Question

The average spending at Neco's salad bar is $9.03 with a standard deviation of $3.26. The distribution follows t-distribution. The management is interested in the middle 90% of the customers (spending wise) as it believes that they represent their true customer base. What will be the difference between the upper and lower spending cut-offs which define the middle 90% of the customers if the sample contains 41 customers

Answer 1

Answer:

The difference between these cut-offs is of $1.9.

Step-by-step explanation:

In this question, we have to find the 90% confidence interval, using the t-distribution.

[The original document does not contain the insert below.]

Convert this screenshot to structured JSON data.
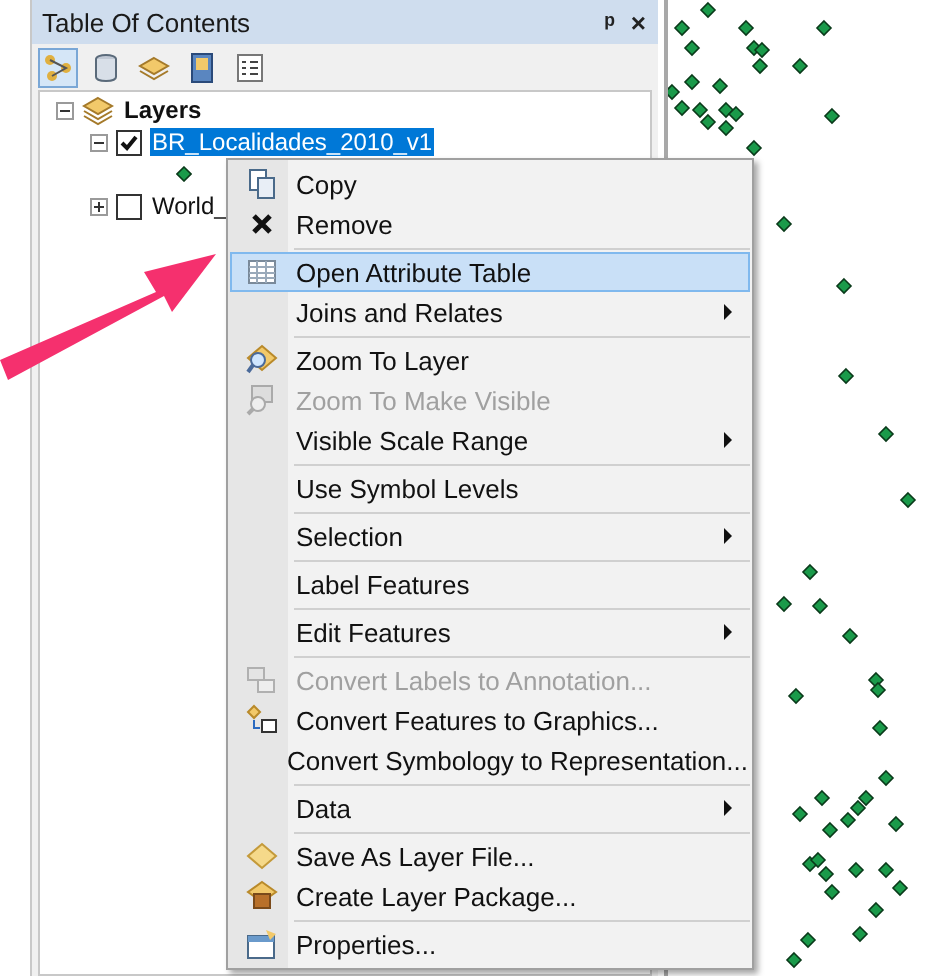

The first step to solve this problem is finding how many degrees of freedom, we have. This is the sample size subtracted by 1. So

df = 41 - 1 = 40

90% confidence interval

Now, we have to find a value of T, which is found looking at the t table, with 40 degrees of freedom(y-axis) and a confidence level of $1 - \frac{1 - 0.9}{2} = 0.95$. So we have T = 1.684

The margin of error is:

$M = T\frac{s}{\sqrt{n}} = 1.684\frac{3.26}{\sqrt{41}} = 0.95$

In which s is the standard deviation of the sample and n is the size of the sample.

The lower end of the interval is the sample mean subtracted by M. So it is 9.03 - 0.95 = $8.08.

The upper end of the interval is the sample mean added to M. So it is 9.03 + 0.95 = $9.98.

What will be the difference between the upper and lower spending cut-offs which define the middle 90% of the customers if the sample contains 41 customers

$9.98 - $8.08 = $1.9

The difference between these cut-offs is of $1.9.